Now, for a start, as a long term customer of this bank (we’ve been with them for more than 15 years, both personally and through our business), there is no way on earth that our signatures shouldn’t match their records.
But worse of all, and the real crux of my problem, there hasn't been any correspondence from us to our bank in the last few months relating to our account. None at all.
So, I rang the call centre on the number quoted in the letter to find out what this is all about. After the customary automated list of 17 irrelevant options, I eventually got through to a live person.
Although she was very nice, she was unable to help in any way. She confirmed that the letter related to our joint personal account and was issued in response to a supposed written request from us. However, she couldn't tell me what our correspondence related to nor when it was dated. Apparently, my bank keeps no record of such correspondence.
Of course, having never written to them in the first place, we're concerned. More so after discovering that our bank doesn’t keep any record of written correspondence, real or imaginary, that it receives from its customers. Is this the Data Protection Act gone mad?

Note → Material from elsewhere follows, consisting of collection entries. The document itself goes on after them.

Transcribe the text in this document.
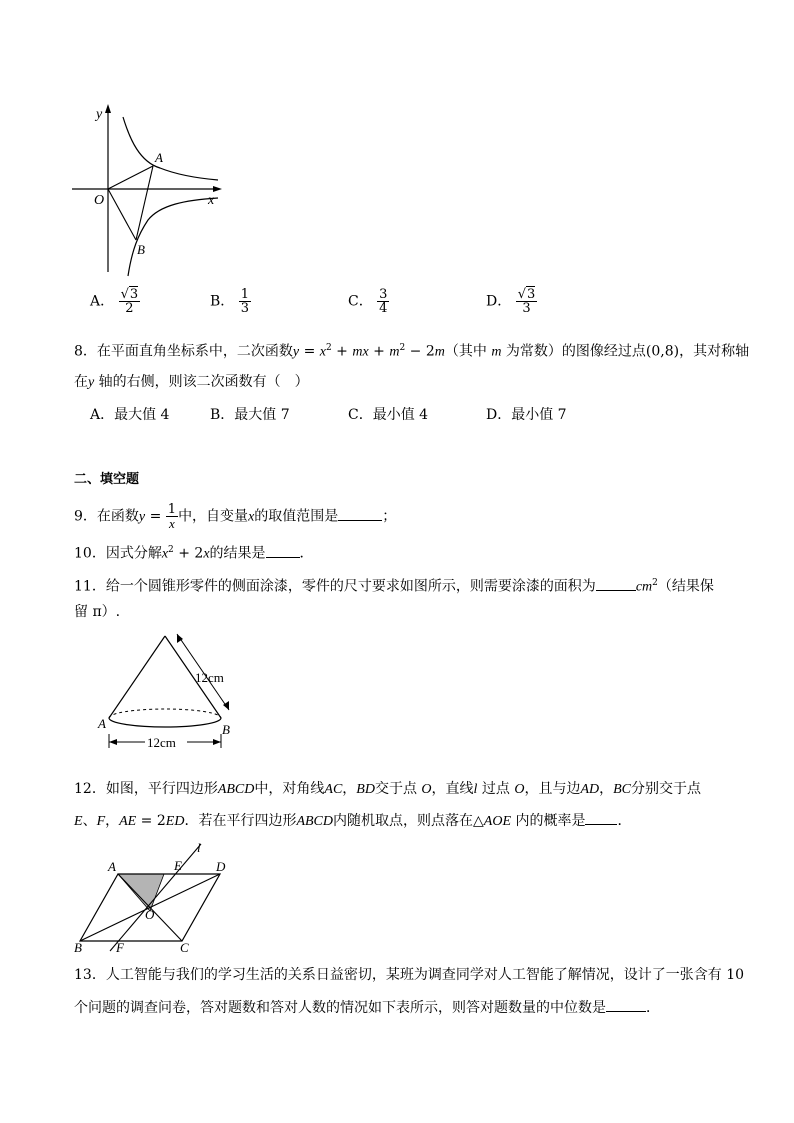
y
x
O
A
B
A． $\frac{√3}{2}$	B． $\frac{1}{3}$	C． $\frac{3}{4}$	D． $\frac{√3}{3}$
8．在平面直角坐标系中，二次函数$y = x^2$ + mx + $m^2 - 2m$（其中 m 为常数）的图像经过点(0,8)，其对称轴
在y 轴的右侧，则该二次函数有（　）
A．最大值 4	B．最大值 7	C．最小值 4	D．最小值 7
二、填空题
9．在函数$y = \frac{1}{x}$ 中，自变量x的取值范围是	；
10．因式分解$x^2 + 2x$的结果是 ．
11．给一个圆锥形零件的侧面涂漆，零件的尺寸要求如图所示，则需要涂漆的面积为	$cm^2$（结果保
留 π）.
12cm
12cm
A	B
12．如图，平行四边形ABCD中，对角线AC，BD交于点 O，直线l 过点 O，且与边AD，BC分别交于点
E、F，AE = 2ED．若在平行四边形ABCD内随机取点，则点落在△AOE 内的概率是 ．
A	E
l
D
O
B	F	C
13．人工智能与我们的学习生活的关系日益密切，某班为调查同学对人工智能了解情况，设计了一张含有 10
个问题的调查问卷，答对题数和答对人数的情况如下表所示，则答对题数量的中位数是	．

Or an over-enthusiastic recycling policy perhaps?
But what about in cases of attempted fraud? Surely having an actual record of correspondence might be a good idea…
There can’t be many organisations that write to their customers to say they can’t comply with their written request, only to then admit that it’s unable to remember what that request was. Maybe the reason why banks complain so much about over-regulation is because they’re already struggling to cope with what sounds like institutional senility.